Brad Pitt zagrał wyśmienicie. Wielki szacun za tą rolę. Film też mi się niesamowicie podobał. Wszystkie postacie, pozornie bez związku, w jakiś sposób są ze sobą powiązane, Zakończenie - majstersztyk. 10/10.
niektorzy wola ogladac komedie typu american pie, gdzie np. glowny bohater sie zesra w gacie, pusci ze 3 baki, zrobi glupia mine, a kumple spojrza na niego ze zdziwieniem... oj tak w ich rozumieniu to scena oskarowa a jak dla mnie nawet na maline nie zasluguje.
Najpierw widziałem "Bracie..." strasznie słabe, potem właśnie obejrzałem "Tajne przez poufne" - najlepiej nakręcić bezdennie głupi film i wyjaśnić, że to dlatego, że ma opowiadać o takiej głupocie. Dopiero potem obejrzałem legendarnego "Big Lebowskiego". Czułem się przez cały film naprawdę głupio, że oglądam i wydaje mi się, że to jakiś totalny gniot. I - przyznaję się do ignorancji lecz ona mnie tu usprawiedliwia - dopiero z napisów dowiedziałem się, czyj to film. Poczułem ulgę i zrozumiałem, że wszystko ze mną w porządku.
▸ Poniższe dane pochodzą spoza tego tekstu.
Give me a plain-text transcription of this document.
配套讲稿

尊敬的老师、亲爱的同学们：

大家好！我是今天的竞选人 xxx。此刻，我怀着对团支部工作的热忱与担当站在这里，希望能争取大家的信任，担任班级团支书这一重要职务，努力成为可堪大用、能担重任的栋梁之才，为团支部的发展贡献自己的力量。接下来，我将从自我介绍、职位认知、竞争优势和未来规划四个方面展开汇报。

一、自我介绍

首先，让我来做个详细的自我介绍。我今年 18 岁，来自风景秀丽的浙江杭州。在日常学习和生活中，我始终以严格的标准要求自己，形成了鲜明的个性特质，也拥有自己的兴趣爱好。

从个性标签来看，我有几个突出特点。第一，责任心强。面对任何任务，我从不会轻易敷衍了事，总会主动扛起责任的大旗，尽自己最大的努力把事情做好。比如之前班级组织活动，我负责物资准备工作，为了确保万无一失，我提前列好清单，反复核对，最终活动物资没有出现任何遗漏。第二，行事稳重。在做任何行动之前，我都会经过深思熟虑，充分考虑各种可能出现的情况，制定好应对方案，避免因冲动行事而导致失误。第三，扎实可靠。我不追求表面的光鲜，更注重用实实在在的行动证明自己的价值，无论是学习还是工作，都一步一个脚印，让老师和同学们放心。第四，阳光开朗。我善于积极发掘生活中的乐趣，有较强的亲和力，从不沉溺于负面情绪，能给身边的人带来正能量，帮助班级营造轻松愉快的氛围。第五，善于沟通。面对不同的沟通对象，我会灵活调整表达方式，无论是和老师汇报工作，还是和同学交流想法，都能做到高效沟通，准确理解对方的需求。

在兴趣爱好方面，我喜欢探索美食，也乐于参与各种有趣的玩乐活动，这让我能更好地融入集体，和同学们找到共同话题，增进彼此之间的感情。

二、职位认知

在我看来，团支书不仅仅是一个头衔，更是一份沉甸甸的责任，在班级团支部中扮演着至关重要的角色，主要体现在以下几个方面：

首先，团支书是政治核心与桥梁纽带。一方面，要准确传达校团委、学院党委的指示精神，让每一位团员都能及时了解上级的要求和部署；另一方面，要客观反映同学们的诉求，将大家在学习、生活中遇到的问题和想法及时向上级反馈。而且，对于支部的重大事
Szkoda Jeffa trochę.
Równie przereklamowanym reżyserem z armią wielbicieli, udających wysmakowanych kinomanów i lepszych od innych ludzi, jest tylko Aronofsky. Widziałem tylko "Pi" i "Źródło". Podobno omijają mnie jakieś fajne filmy, ale więcej się nie dam. No, chyba że dla Mili Kunis i Natalie Portman. "Pi" wytrzymałem ok. 20 min., Źródełko obejrzałem całe, bo chciałem sprawdzić czy mam skłonności s/m. Chyba mam, bo obejrzałem. Tragiczne.
Przepraszam najmocniej za brak "wysublimowanej wypowiedzi", chyba uznałam, że film nie jest tego wart.
I mówi to ktoś kto Miasteczko Halloween ocenił na 9.
Tak samo helsinger - Deszczowa piosenka na 10.
O gustach się nie dyskutuje, poza tym chciałabym zauważyć, że ja jestem kobietą i raczej inne filmy mi się podobają niż wam facetom, więc niepotrzebnie mi wbijacie szpile. Pozdrawiam.